Operational resilience | Risk Management & Reporting

May 20, 2020

The pandemic is currently ravaging people’s lives and the economy across the world.  Cyber security and audit professionals, and their roles, included.

Businesses are walking a narrower financial tightrope than ever before, balancing cost cutting, with human resources, lost business and diminished profits.

Cyber security matters

In the midst of all the disruption, businesses  still have regulatory obligations and governance responsibilities to fulfil, including  effective financial and business reporting and the audit processes and lines of defence that ensure these are correctly derived and reported.

Businesses are the  custodians of significant amounts of their own intellectual property and customer data which needs to be protected.  It would be terrible to narrowly survive the pandemic only to suffer a huge data loss or serious breach of data quality.

And of course, the legal and regulatory requirements under regulations like GDPR or NISD still apply.  A business that was affected due to mandated home working or lapses in on site security operations might be given more lenient treatment at some future point by a regulator, but those legal obligations still persist, and people still expect their data to be held safely.

So cyber security matters, and the associated validation, audit and assurance processes around it matter too.

Assurance impacts

The restrictions on business operations and travel have had some effects on how these assurance and assessment activities are being carried out.  Some with possibly longer-term ramifications for how businesses gain a view into their security operations metrics and performance indicators.

Plugging the hole in the Audit Calendar

In some cases, there will be a pause to proceedings, a delay of perhaps 6-12 weeks depending on the location and proximity of staff or length of lock down rules being in effect.  In the worst case that means that the normal audit calendar of activities is going to have to be condensed into ¾ of the time it normally would be.

Some of the highly important activities, such as financial audits that culminate in annual reports, might be hard to condense or shorten so other areas may have to be squeezed.

This means that ways of working that save time are going to be paramount.  Anything that can reduce the time and resource needed for field work or reporting, or that can cut the logistical overhead of travel, site visits or data analysis will be a useful addition to the audit team’s toolset.

We’ve seen this specifically in the demand for Huntsman Security’s Auditor tool.  The software can be sent as an installer to a site that requires auditing, have the data gathered by a local administrator (who can themselves be working remotely from home), and the results then be quickly analysed centrally within, or by, the audit team.  This reduction in time spent on visits and data collection can make a big difference to getting control assurance activities done when the elapsed time is under pressure.

Reordering planned activities

Some activities that require face-to-face contact, or where site visits or direct interaction are necessary might not be possible at all during the pandemic lockdown, so they will have to be deferred to later in the year when they are possible.  Clearly, to avoid compromising the audit work programme, it’s important to identify what activities were planned outside the lockdown period that could be swapped around to ensure that time pressures don’t hit too hard when travel and access is eased.

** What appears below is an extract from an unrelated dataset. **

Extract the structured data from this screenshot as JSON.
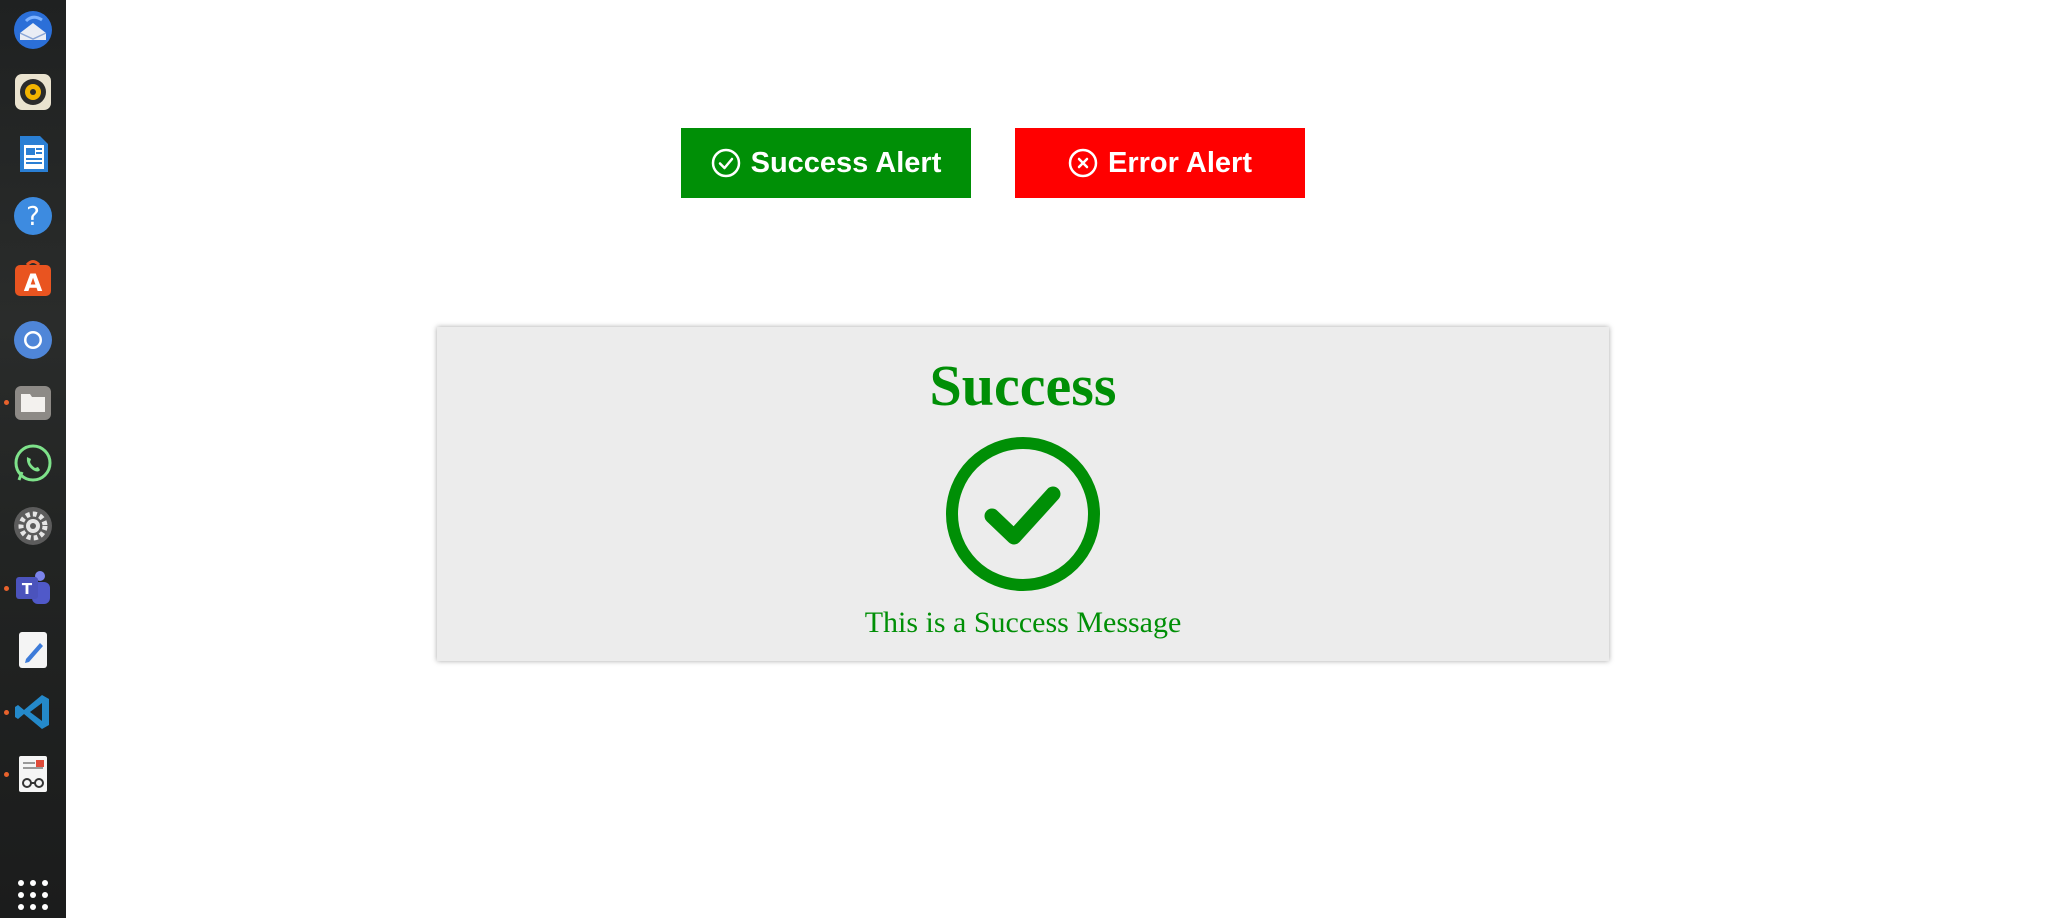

Maybe you can’t audit process A, but you can audit process B.  So instead of doing A in May and B in September as you planned; do the audit for B down under lockdown so that auditing A can take place more easily later in the year.

The task here is to identify what audit work can be undertaken, and rescheduling it into the lockdown period.  As we’ve seen above, in some cases there may be technology solutions that mean you can do audit B in a different way that means it can be undertaken now.

Working remotely and at pace

Cyber security reviews and audits, like many others, often involve a degree of physical contact, dialogue and site visits.  When you can’t travel to sites this cannot happen.  Interviews can be undertaken by video conference and documentation and records can be emailed, but it is hard to directly assess security controls and system configurations for afar.

However, if we are looking at technical controls (aside from say awareness processes and incident response plans) then there are ways to gather this control data and evidence and to analyse and report on the level of control maturity and assurance remotely.

A guide explaining how internal security audit technology can imporve the audit process, particularly in times of distruption

Read the Guide for an Overview of How to Improve your Security Audit Processes

Varying levels of automation are possible here, depending on what remote access is feasible, but if you have a consistent tool that you can send to each end point, site or audit domain and collect the data consistently; back at base (or more likely in the home office of the auditor) you can analyse this remotely collected – but trustworthy – data and generate the same kind of audit reports for management and stakeholders.

Fix up, look sharp

If these processes, that are so key to control assurance and system integrity, can be achieved remotely and more quickly,  then not only can audit activities and assurance prevail over the virus restrictions, but the work that is undertaken now can make way for other programmes of work when travel once again becomes possible and people are back in offices.

These new efficiencies in approach can persist beyond the Coronavirus pandemic and become part of a streamlined and more optimised audit programme in future years.